Over the past few years, the fact that I am a ginger seems to come up more in conversations, and makes up a larger part of my identity. Ginger jokes are a daily part of my life. Fire, flames and freckles, I’ve heard jokes about it all. Thanks to an episode of South Park, I have become accustomed to “gingers-not-having-souls-jokes,” a trend that really seemed to take off a few years ago.

Normally, I don’t mind at all. I appreciate the witty jokes I hear. We can laugh about my perma-pasty skin. Please, cheer me along as I celebrate getting more freckles because it’s the closest I’ll ever get to a tan. Yes, I will smell like sunscreen all summer. I’ve accepted this never will change, so humor makes it all more bearable.

What I cannot tolerate though, is Kick-A-Ginger Day. I received some gentle kicks back in high school. It was never done maliciously, but I saw no humor in it. As far as I’m concerned, violence is never acceptable.

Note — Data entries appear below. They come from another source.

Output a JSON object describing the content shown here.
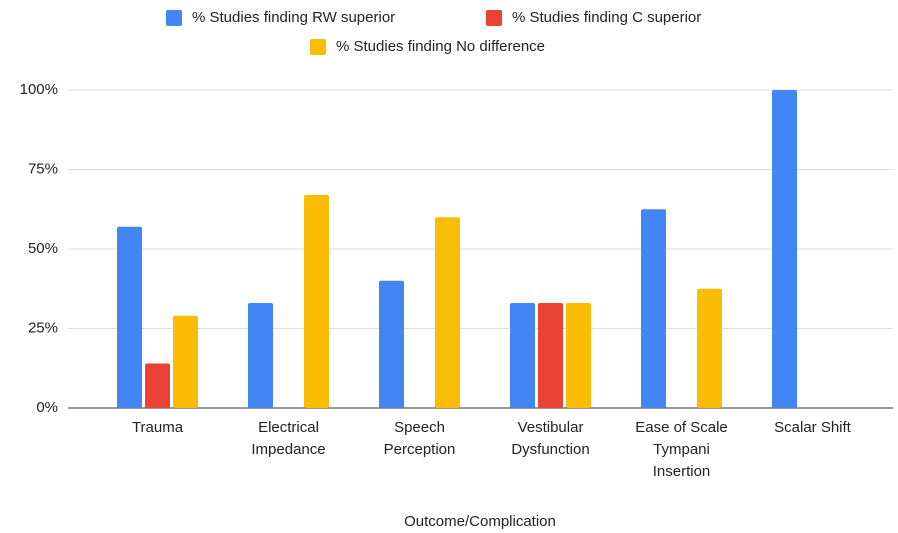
{
  "chart_data": {
    "type": "bar",
    "x_label": "Outcome/Complication",
    "categories": [
      "Trauma",
      "Electrical Impedance",
      "Speech Perception",
      "Vestibular Dysfunction",
      "Ease of Scale Tympani Insertion",
      "Scalar Shift"
    ],
    "series": [
      {
        "name": "% Studies finding RW superior",
        "color": "#4285f4",
        "values": [
          57,
          33,
          40,
          33,
          62.5,
          100
        ]
      },
      {
        "name": "% Studies finding C superior",
        "color": "#ea4335",
        "values": [
          14,
          0,
          0,
          33,
          0,
          0
        ]
      },
      {
        "name": "% Studies finding No difference",
        "color": "#fbbc04",
        "values": [
          29,
          67,
          60,
          33,
          37.5,
          0
        ]
      }
    ],
    "ylim": [
      0,
      100
    ],
    "yticks": [
      {
        "value": 0,
        "label": "0%"
      },
      {
        "value": 25,
        "label": "25%"
      },
      {
        "value": 50,
        "label": "50%"
      },
      {
        "value": 75,
        "label": "75%"
      },
      {
        "value": 100,
        "label": "100%"
      }
    ],
    "grid": true
  }
}
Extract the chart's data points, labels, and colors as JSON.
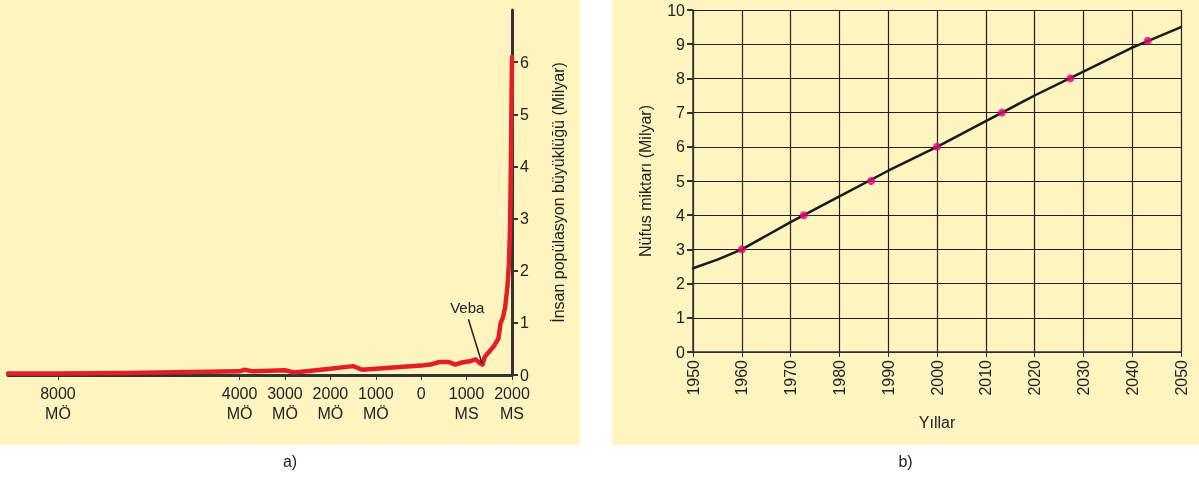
{
  "chart_data": [
    {
      "type": "line",
      "ylabel": "İnsan popülasyon büyüklüğü (Milyar)",
      "xlim": [
        -9100,
        2000
      ],
      "ylim": [
        0,
        7
      ],
      "xticks": [
        {
          "value": -8000,
          "label": "8000\nMÖ"
        },
        {
          "value": -4000,
          "label": "4000\nMÖ"
        },
        {
          "value": -3000,
          "label": "3000\nMÖ"
        },
        {
          "value": -2000,
          "label": "2000\nMÖ"
        },
        {
          "value": -1000,
          "label": "1000\nMÖ"
        },
        0,
        {
          "value": 1000,
          "label": "1000\nMS"
        },
        {
          "value": 2000,
          "label": "2000\nMS"
        }
      ],
      "yticks": [
        0,
        1,
        2,
        3,
        4,
        5,
        6
      ],
      "grid": false,
      "marker": "none",
      "series": [
        {
          "color": "#e31e24",
          "x": [
            -9100,
            -8000,
            -6500,
            -4000,
            -3900,
            -3700,
            -3000,
            -2800,
            -2000,
            -1500,
            -1300,
            -1000,
            0,
            200,
            400,
            600,
            750,
            900,
            1100,
            1200,
            1300,
            1350,
            1400,
            1500,
            1600,
            1700,
            1750,
            1800,
            1850,
            1900,
            1930,
            1950,
            1960,
            1975,
            1990,
            2000
          ],
          "values": [
            0.03,
            0.03,
            0.04,
            0.07,
            0.1,
            0.07,
            0.09,
            0.05,
            0.12,
            0.17,
            0.1,
            0.12,
            0.18,
            0.2,
            0.25,
            0.25,
            0.2,
            0.24,
            0.27,
            0.3,
            0.22,
            0.2,
            0.35,
            0.45,
            0.55,
            0.7,
            1.0,
            1.1,
            1.3,
            1.7,
            2.1,
            2.6,
            3.0,
            4.0,
            5.3,
            6.1
          ]
        }
      ],
      "annotations": [
        {
          "text": "Veba",
          "x": 1340,
          "y": 0.22
        },
        "a)"
      ]
    },
    {
      "type": "line",
      "xlabel": "Yıllar",
      "ylabel": "Nüfus miktarı (Milyar)",
      "xlim": [
        1950,
        2050
      ],
      "ylim": [
        0,
        10
      ],
      "xticks": [
        1950,
        1960,
        1970,
        1980,
        1990,
        2000,
        2010,
        2020,
        2030,
        2040,
        2050
      ],
      "yticks": [
        0,
        1,
        2,
        3,
        4,
        5,
        6,
        7,
        8,
        9,
        10
      ],
      "grid": true,
      "series": [
        {
          "color": "#1a1a1a",
          "marker": "none",
          "x": [
            1950,
            1955,
            1960,
            1970,
            1980,
            1990,
            2000,
            2010,
            2020,
            2030,
            2040,
            2050
          ],
          "values": [
            2.45,
            2.7,
            3.0,
            3.8,
            4.55,
            5.3,
            6.0,
            6.75,
            7.5,
            8.2,
            8.9,
            9.5
          ]
        },
        {
          "type": "scatter",
          "color": "#e6007e",
          "marker": "circle",
          "x": [
            1960,
            1972.7,
            1986.5,
            2000,
            2013.3,
            2027.3,
            2043.2
          ],
          "values": [
            3,
            4,
            5,
            6,
            7,
            8,
            9.1
          ]
        }
      ],
      "annotations": [
        "b)"
      ]
    }
  ]
}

To add to it, studies have shown that redheads have a lower pain tolerance and often require greater amounts of anesthesia.  I’ve also read that as a result we are more likely to be afraid of going to the dentist. Though I know some pretty tough gingers, this certainly rings true for me.

Luckily, however, we gingers stick together. I’ve never met another ginger I didn’t instantly bond with. Even with strangers, an understanding nod of recognition with a fellow ginger in passing says it all — I feel your pain.

In 2011, the world’s largest sperm donor bank announced they would no longer be accepting donations from redheads. They claimed there is simply not enough demand. Ouch.

All of this aside, I’ve learned to celebrate being a ginger and would never want to change. I often get asked if I would ever dye my hair, and my answer is always no. Sometimes it’s nice to stand out in the crowd—even if it is just because of my blaring pasty legs.